Cornwall’s 239-year-old Bodmin Jail is being converted into a glass-roofed hotel – once the resident bat population has been relocated, that is.
London studio Twelve Architects is leading the crumbling landmark’s adaptive reuse, and plan to preserve much of the original Grade II-listed building – most of which has been derelict for the last 60 years. The jail, which sits on the edge of Bodmin Moor, closed in 1927, has a grizzly history, having been the site of over 50 public hangings since its construction in 1779.
Its abandoned cell blocks will be turned into 63 guest rooms, framed by the weathered stone walls that once kept prisoners captive, while a glazed roof over the hotel atrium will retain the ‘magical natural lighting qualities of the ruin’, says the practice.

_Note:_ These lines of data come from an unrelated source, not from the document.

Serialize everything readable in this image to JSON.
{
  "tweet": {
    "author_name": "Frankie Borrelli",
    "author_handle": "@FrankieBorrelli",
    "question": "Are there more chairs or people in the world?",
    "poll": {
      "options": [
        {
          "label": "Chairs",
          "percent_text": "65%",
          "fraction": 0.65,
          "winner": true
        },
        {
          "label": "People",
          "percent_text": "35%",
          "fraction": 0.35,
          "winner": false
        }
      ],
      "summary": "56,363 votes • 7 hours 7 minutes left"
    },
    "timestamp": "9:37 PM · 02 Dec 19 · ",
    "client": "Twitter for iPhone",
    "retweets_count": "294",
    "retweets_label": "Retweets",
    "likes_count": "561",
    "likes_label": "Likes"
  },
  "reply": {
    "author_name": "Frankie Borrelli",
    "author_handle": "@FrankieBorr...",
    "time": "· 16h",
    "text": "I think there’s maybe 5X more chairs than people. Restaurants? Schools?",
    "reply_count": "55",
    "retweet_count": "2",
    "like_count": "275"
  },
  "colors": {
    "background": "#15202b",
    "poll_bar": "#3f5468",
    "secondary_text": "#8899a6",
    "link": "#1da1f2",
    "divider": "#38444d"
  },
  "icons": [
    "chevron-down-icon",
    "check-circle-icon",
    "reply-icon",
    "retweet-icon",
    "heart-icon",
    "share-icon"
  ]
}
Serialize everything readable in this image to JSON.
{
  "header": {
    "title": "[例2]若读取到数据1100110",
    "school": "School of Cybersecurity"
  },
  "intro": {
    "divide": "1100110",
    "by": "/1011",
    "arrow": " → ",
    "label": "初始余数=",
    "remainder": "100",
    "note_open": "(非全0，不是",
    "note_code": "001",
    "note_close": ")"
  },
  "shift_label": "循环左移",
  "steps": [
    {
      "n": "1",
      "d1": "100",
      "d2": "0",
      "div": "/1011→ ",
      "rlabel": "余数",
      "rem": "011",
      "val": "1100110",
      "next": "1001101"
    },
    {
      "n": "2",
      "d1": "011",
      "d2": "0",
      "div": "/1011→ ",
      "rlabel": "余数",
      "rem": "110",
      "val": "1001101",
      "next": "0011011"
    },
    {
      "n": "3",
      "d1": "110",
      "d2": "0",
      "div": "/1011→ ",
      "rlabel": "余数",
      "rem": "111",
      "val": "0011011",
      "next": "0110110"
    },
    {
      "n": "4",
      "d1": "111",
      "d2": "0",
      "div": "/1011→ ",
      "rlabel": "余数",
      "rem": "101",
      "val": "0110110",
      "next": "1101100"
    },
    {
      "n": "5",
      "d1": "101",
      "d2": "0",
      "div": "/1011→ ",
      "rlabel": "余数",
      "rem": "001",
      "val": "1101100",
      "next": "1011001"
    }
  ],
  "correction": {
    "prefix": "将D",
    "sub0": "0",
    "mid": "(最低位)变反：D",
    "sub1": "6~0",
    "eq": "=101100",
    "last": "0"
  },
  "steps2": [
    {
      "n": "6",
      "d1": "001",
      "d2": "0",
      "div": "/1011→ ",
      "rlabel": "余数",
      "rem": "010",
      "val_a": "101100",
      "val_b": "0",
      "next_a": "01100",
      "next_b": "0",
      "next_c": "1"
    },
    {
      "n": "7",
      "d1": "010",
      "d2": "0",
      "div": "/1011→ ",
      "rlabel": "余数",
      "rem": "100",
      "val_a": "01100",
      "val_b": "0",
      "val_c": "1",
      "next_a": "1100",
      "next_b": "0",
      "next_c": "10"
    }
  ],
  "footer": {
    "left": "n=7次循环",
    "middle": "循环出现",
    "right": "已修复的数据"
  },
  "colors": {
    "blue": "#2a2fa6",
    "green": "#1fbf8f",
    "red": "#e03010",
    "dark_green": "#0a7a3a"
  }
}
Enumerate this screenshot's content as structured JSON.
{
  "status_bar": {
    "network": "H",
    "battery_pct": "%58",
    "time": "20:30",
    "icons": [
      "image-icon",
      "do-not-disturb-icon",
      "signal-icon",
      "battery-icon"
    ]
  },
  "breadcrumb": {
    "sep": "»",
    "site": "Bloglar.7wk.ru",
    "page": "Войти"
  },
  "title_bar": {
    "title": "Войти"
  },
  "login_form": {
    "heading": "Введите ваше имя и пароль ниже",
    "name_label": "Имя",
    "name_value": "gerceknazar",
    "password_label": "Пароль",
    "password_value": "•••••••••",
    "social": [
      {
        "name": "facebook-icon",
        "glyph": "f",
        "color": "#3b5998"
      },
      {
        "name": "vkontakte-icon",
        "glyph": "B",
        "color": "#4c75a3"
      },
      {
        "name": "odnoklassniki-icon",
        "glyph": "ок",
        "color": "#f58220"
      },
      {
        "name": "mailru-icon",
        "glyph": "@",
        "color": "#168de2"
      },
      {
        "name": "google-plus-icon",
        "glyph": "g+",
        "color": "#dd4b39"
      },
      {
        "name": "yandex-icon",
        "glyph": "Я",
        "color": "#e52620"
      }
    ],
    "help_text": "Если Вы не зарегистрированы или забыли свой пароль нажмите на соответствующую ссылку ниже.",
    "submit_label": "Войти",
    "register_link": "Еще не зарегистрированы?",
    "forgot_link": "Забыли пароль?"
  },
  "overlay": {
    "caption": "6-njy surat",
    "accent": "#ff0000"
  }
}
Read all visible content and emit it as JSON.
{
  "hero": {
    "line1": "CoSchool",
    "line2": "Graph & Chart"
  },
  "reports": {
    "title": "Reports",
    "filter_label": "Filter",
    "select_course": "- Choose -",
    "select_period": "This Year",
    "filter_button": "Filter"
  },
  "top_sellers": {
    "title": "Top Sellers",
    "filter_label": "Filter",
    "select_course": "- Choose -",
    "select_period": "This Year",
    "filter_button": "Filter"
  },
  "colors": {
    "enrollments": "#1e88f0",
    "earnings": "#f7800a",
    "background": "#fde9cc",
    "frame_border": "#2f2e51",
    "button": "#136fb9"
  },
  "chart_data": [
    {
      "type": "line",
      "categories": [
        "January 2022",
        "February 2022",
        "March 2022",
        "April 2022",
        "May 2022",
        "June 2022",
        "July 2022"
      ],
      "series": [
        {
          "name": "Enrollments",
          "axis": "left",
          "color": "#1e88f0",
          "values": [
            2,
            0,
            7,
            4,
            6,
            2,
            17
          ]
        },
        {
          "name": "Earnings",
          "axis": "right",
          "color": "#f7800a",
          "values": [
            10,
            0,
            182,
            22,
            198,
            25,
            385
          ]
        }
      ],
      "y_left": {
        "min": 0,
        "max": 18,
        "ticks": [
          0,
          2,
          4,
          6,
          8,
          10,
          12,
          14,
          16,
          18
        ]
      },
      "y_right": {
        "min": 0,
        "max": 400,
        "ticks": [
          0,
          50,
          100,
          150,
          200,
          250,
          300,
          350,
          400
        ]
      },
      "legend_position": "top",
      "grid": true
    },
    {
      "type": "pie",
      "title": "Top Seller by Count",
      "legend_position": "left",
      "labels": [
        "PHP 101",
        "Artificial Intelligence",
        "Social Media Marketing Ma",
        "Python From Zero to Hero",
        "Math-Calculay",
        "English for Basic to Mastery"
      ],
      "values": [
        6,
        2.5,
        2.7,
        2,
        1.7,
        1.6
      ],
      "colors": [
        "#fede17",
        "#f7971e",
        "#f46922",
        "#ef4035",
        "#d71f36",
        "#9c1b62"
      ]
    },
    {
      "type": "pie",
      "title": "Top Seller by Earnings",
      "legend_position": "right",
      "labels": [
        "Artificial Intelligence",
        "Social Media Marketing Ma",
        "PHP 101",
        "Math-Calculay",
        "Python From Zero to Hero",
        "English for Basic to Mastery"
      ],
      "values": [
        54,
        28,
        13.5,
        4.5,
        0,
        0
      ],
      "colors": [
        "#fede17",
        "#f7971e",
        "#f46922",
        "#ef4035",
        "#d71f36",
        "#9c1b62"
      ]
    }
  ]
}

‘When we first visited the site, the volume and atmosphere of the existing prison wings was quite striking and we wanted to retain that drama,’ says the studio’s associate director, Lorraine Griffith.
She adds that the firm faces quite the challenge when it comes to navigating the building’s metre-thick internal walls, as well as encouraging its extensive bat population to move out. But they won’t have to go far: the practice is designing a new, temperature controlled bat house for them on the site, which is slated for installation before the Interstate Europe-owned hotel opens in 2019.
As well as a hotel, Bodmin Jail is set to become a visitor attraction and teaching facility for local schools and universities. An immersive theatre space and ‘Dark Walk’ experience will retell the prison’s history during the 18th and 19th century, and the individual stories of prisoners will be shared through art in the hotel’s bedrooms.